液晶弹性体温度自适应润湿性表面沸腾特性研究

doi:10.11949/0438-1157.20251059

摘要/Abstract

摘要：

沸腾传热是解决高功率器件散热问题的有效途径之一，然而沸腾传热各阶段对表面润湿特性的需求不同，亟需一种能根据沸腾阶段自主调整润湿特性的表面。利用两步交联法制备了二硫键液晶弹性体材料，将其与铜基底复合，并在其上热压形成微结构，借助液晶弹性体材料的形状记忆功能以及微结构对表面润湿性的影响，制备了温度自适应润湿性表面，实现了接触角从低温96°到高温74°到的转变。通过实验系统研究了不同温度和热通量下自适应润湿性表面的沸腾特性，包括气泡和液体行为及沸腾曲线。结果表明，低热通量下，自适应润湿表面促进气泡成核并降低过热度；高热通量下，表面增强液体补充并延迟干涸，提高临界热通量。与光滑液晶弹性体表面相比，传热系数最高提高6.5%。验证了自适应表面调控沸腾传热的可行性。

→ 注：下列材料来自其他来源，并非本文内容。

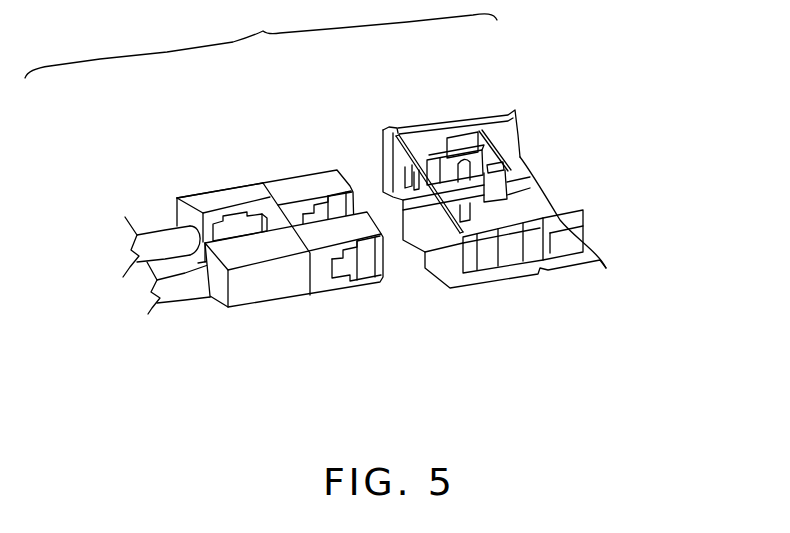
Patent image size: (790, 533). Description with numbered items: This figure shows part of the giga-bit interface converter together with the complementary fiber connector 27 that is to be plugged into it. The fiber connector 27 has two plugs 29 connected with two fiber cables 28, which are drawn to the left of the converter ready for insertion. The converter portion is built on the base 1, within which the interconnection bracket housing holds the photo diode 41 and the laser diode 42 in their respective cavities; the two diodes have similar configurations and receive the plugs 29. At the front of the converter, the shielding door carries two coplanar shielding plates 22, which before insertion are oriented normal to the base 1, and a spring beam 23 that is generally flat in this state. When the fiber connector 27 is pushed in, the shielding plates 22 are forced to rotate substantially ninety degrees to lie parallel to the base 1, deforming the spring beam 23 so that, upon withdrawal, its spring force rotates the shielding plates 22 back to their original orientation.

The base 1 is at (515, 208).
The shielding plates 22 is at (424, 236).
The spring beam 23 is at (454, 147).
The fiber connector 27 is at (222, 188).
The fiber cables 28 is at (153, 228).
The plugs 29 is at (302, 181).
The photo diode 41 is at (473, 140).
The laser diode 42 is at (512, 175).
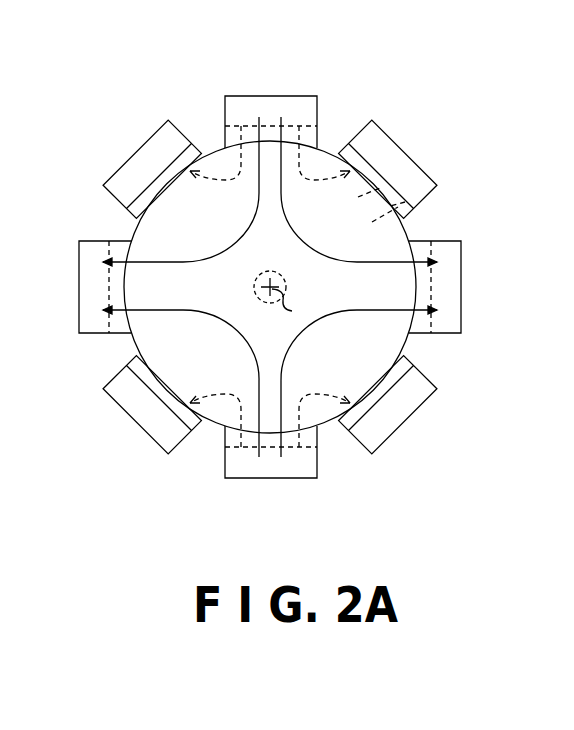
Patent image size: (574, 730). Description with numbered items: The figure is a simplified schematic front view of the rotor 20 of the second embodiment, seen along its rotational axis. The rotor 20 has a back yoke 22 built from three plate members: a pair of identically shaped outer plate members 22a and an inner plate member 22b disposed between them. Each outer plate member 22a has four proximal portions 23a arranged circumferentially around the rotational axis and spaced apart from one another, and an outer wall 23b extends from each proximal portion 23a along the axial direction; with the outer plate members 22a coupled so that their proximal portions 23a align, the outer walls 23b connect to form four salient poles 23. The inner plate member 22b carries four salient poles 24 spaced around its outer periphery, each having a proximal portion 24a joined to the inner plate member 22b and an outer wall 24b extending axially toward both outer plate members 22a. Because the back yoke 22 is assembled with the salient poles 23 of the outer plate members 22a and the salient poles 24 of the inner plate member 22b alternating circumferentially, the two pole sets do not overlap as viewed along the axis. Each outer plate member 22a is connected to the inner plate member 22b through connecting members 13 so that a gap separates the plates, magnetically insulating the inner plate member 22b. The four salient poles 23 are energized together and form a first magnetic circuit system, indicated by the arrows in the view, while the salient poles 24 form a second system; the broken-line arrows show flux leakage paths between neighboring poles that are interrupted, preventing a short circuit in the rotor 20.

The rotor 20 is at (172, 119).
The connecting member 13 is at (270, 272).
The back yoke 22 is at (446, 203).
The outer plate member 22a is at (388, 178).
The inner plate member 22b is at (405, 202).
The salient pole 23 is at (271, 288).
The proximal portion 23a is at (317, 46).
The outer wall 23b is at (289, 96).
The salient pole 24 is at (240, 294).
The proximal portion 24a is at (138, 198).
The outer wall 24b is at (145, 157).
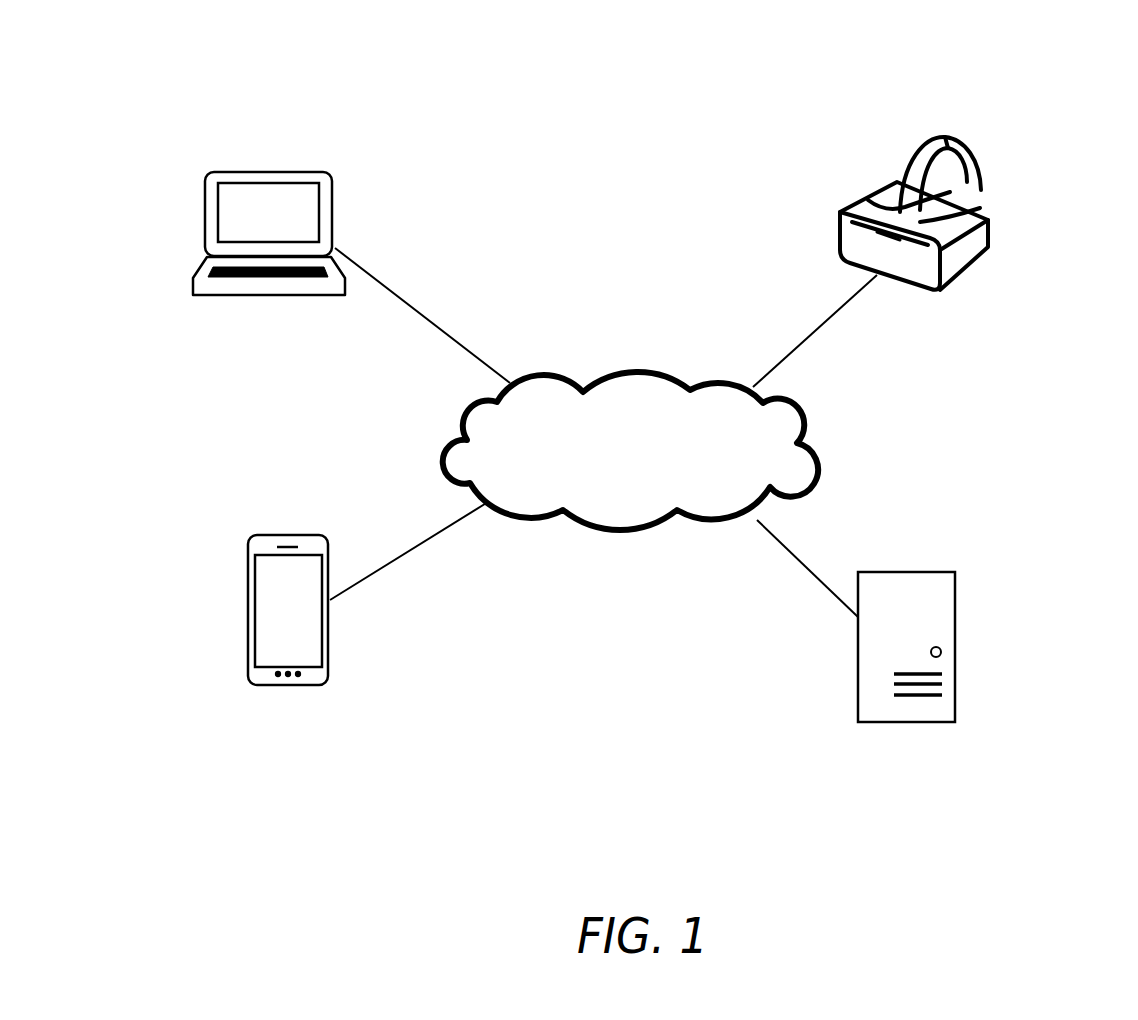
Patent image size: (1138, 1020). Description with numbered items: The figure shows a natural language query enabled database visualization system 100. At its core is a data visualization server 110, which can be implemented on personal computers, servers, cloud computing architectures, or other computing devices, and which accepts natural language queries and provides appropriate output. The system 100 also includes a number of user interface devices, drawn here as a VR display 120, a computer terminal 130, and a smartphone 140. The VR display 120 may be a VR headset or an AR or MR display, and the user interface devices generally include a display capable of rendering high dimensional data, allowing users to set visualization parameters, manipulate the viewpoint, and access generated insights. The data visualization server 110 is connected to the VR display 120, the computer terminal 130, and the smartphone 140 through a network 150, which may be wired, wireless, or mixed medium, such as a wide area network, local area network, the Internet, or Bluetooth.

The NLQ-enabled database visualization system 100 is at (569, 138).
The data visualization server 110 is at (951, 645).
The VR display 120 is at (988, 218).
The computer terminal 130 is at (205, 190).
The smartphone 140 is at (245, 617).
The network 150 is at (628, 375).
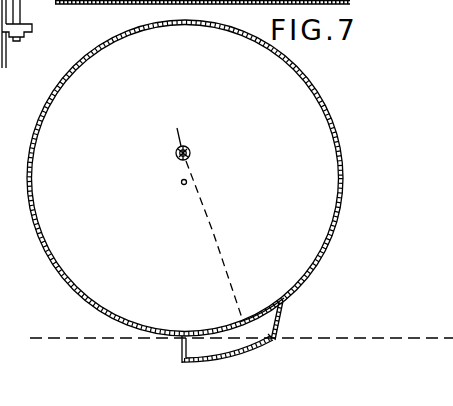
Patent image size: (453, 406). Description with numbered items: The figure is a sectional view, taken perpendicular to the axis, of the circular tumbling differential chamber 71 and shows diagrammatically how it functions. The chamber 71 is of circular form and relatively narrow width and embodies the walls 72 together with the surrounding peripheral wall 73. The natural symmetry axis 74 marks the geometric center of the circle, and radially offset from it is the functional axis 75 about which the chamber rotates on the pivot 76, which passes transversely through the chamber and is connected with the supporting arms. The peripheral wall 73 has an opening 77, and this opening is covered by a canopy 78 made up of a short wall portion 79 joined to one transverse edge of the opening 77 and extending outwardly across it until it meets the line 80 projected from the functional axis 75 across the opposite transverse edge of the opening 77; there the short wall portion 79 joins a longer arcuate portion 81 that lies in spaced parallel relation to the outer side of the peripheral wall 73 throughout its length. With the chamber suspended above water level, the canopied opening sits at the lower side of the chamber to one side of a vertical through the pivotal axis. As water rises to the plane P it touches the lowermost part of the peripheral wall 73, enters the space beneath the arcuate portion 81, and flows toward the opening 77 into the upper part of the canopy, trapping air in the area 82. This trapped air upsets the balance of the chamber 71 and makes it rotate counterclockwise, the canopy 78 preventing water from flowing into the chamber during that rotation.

The tumbling differential chamber 71 is at (97, 47).
The walls 72 is at (72, 106).
The peripheral wall 73 is at (320, 101).
The natural symmetry axis 74 is at (182, 185).
The functional axis 75 is at (190, 154).
The pivot 76 is at (176, 155).
The opening 77 is at (258, 323).
The canopy 78 is at (248, 350).
The short wall portion 79 is at (279, 320).
The line 80 is at (213, 233).
The arcuate portion 81 is at (206, 364).
The trapped air area 82 is at (264, 331).
The plane P is at (70, 336).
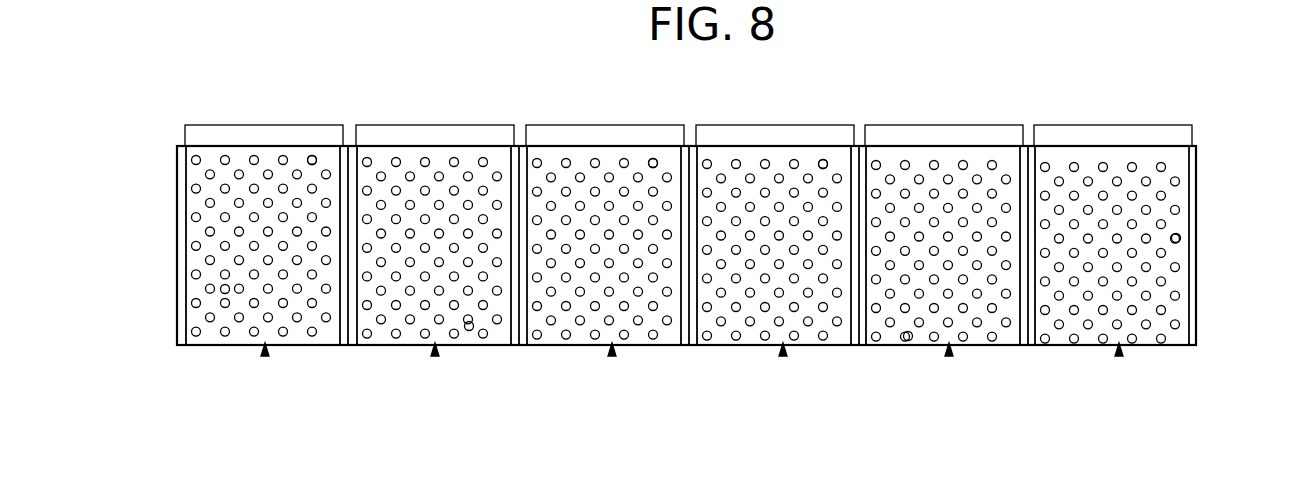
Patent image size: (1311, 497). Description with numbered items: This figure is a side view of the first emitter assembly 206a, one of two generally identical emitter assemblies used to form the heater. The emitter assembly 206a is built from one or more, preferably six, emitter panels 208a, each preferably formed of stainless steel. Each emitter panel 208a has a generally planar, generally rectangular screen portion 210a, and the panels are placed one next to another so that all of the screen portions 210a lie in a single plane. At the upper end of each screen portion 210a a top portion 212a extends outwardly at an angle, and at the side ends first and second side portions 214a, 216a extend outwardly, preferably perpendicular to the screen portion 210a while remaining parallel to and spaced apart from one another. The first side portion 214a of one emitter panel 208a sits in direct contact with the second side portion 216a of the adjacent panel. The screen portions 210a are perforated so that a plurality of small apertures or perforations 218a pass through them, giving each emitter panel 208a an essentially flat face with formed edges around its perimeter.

The first emitter assembly 206a is at (850, 56).
The emitter panel 208a is at (265, 352).
The screen portion 210a is at (214, 156).
The top portion 212a is at (278, 140).
The first side portion 214a is at (177, 243).
The second side portion 216a is at (340, 338).
The perforations 218a is at (314, 156).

关键词: 弹性, 聚合物, 复合材料, 润湿性, 气液两相流, 沸腾, 传热

Abstract:

Boiling heat transfer is one of the most effective approaches for addressing thermal management challenges in high-power devices. However, different stages of the boiling process impose distinct requirements on surface wettability, creating an urgent need for surfaces capable of adaptively regulating their wettability in response to boiling conditions. A disulfide bond-based liquid crystal elastomer was synthesized using a two-step crosslinking method, then integrated with a copper substrate. Microstructures were formed on the surface through hot-pressing. By leveraging the shape-memory effect of the liquid crystal elastomer material together with the influence of microstructures on surface wettability, a temperature-adaptive wettability surface was fabricated, enabling a tunable contact angle from 96° at low temperature to 74° at high temperature. An experimental system was employed to investigate the boiling characteristics of this adaptive surface under varying temperatures and heat fluxes, focusing on bubble dynamics, liquid replenishment, and boiling curves. The results indicate that at low heat fluxes, the adaptive surface promotes bubble nucleation and reduces superheat; while at high heat fluxes, it enhances liquid supply and delays dryout, thereby increasing the critical heat flux. Compared with the smooth liquid crystal elastomer surface, the adaptive surface achieved up to a 6.5% enhancement in the heat transfer coefficient, the feasibility of regulating boiling heat transfer using an adaptive surface was verified.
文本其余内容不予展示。